PM: Die nächste Frage kann ich mir leider nicht ersparen (lacht). Wie findest Du das PianoMe-Konzept?
LV: Ich finde das PianoMe-Konzept super! Es ist eine moderne und flexible Lösung, die es Musiker:innen ermöglicht, ganz unkompliziert einen Klavier- oder Flügelraum zu mieten, wann immer man ihn braucht. Ob zum Üben, Proben, Unterrichten oder sogar für Tonaufnahmen. Es ist nämlich gar nicht so einfach, richtig gute Räume zu finden. Gerade wenn man z.B. auf der Durchreise ist, kann so eine Plattform schnell helfen. Es ist eine tolle Möglichkeit, als Musiker:in neue Räume zu entdecken und sie nach den eigenen Bedürfnissen zu nutzen!

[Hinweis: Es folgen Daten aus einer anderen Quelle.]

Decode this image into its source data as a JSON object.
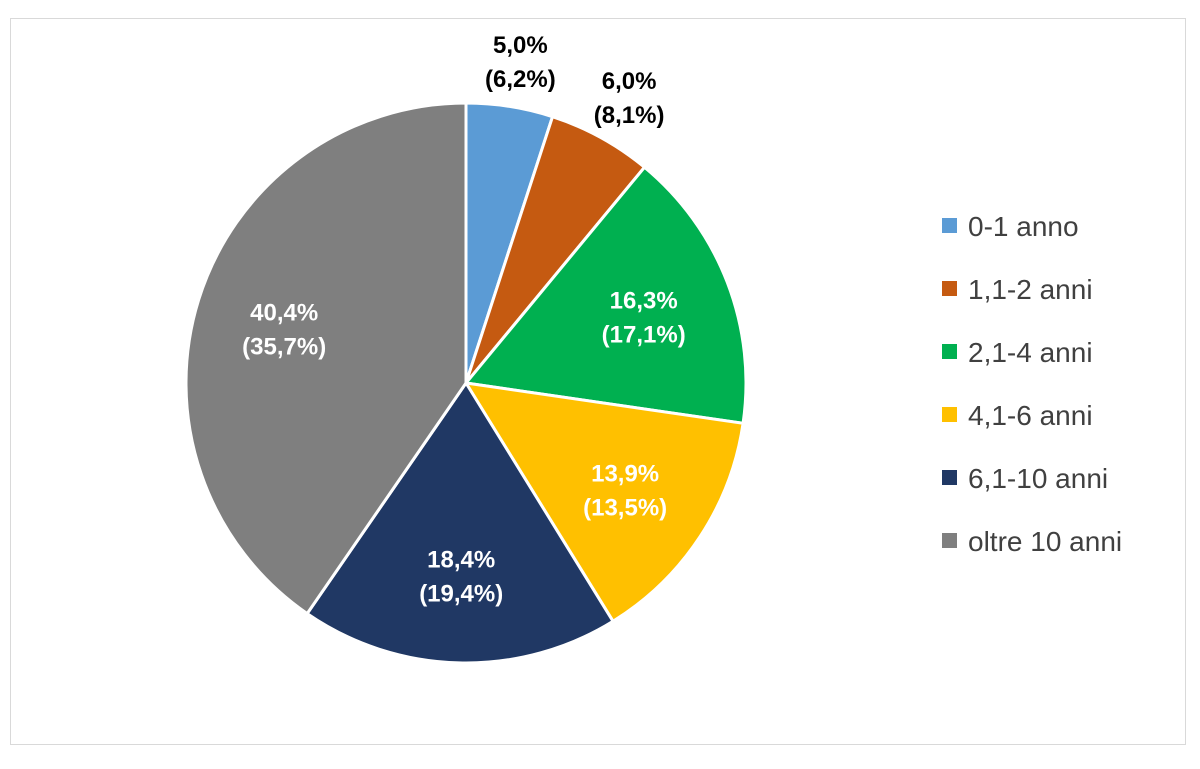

PM: Was sind abschließend Deine Ziele für die Zukunft? Möchtest Du Deine Pläne mit unseren Leser:innen teilen?
LV: Aktuell konzentriere ich mich darauf, meinen Weg fokussiert weiterzugehen: das Duo ARTESKY weiterzuentwickeln und die Klavierschule Valkovsky zu pflegen. Mit Carolina würde ich sehr gerne auch international auftreten – besonders spannend fänden wir Konzerte in der Bergwelt Österreichs oder in der Dolomiten-Region. Meine Klavierschule werde ich weiterhin modernisieren und weiterentwickeln. Mein langfristiges Ziel ist es, ein grösseres Team aufzubauen, das meine Werte teilt und gemeinsam mit mir die Schule weiterführt. So möchte ich möglichst vielen Menschen einen inspirierenden Klavierunterricht bieten und sie für die wunderbare Welt der Musik begeistern.
PM: Liebe Laura, wir danken Dir für das sehr interessante Gespräch! Wir wünschen Dir alles Gute sowie viel Erfolg mit allem, was Du noch vorhast! Wir bleiben in Kontakt.
LV: Vielen Dank für den spannenden Talk und die lieben Worte. Es hat mich gefreut, meine Gedanken zu teilen, und über meine Projekte sprechen zu dürfen. Bis zum nächsten Mal!